When disaster strikes a community emergency officials and other local agencies have to be ready to work together and respond.
That's why over 25 agencies in Central Nebraska are taking part in special training to help keep their skills sharp.
Grand Island is one of only five communities nationwide selected to take part in specialized emergency operations and management training.
"Which takes a look at the relationships that exists between an emergency operations center of a given community and an incoming emergency management incident team," said FEMA Training Specialist Paul Ganem.
Over the next three days, they'll be doing classroom training and taking part in a two day functional exercise.
The goal is to help emergency responders improve their skills and communication.

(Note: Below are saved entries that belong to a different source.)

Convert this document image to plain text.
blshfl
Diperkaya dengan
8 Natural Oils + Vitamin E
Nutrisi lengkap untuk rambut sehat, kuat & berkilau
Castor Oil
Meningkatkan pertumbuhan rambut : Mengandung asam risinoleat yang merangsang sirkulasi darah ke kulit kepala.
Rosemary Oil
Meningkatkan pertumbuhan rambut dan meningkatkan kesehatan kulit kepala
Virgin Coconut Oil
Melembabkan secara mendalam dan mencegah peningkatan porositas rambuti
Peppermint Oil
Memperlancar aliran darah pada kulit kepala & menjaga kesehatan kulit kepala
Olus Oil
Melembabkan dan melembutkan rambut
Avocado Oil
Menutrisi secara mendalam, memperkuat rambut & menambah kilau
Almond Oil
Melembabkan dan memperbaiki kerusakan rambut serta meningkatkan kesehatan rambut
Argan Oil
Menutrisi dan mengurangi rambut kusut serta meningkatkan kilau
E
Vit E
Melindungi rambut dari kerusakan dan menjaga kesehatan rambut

"That way if we ever have to work on a real large incident it isn't the first time we've sat together across the table and worked on some sort of project like this," said Emergency Management Director Jon Rosenlund.
Rosenlund says in Nebraska some of the largest hazards are weather related, like blizzards or ice storms.
In the summer tornado's, lightning, or hail.
"So all of these incidents can create public need and cooperation between law enforcement fire, and the various agencies that we may have here in the county," said Rosenlund.
Those agencies like schools and public works may not normally work together, but they are now.
Experts say this type of training is important to establish expectations between groups that have different policies and ways of communication.
"We can't stop what happens, but what we can do is be better prepared with better planning on how to get our community up and running and get past whatever the bad thing was," said Ganem.
The community based training is only brought to five areas per year, at no cost.
In order to bring the course to Grand Island city officials submitted an application with the endorsement of the Nebraska Emergency Management Agency.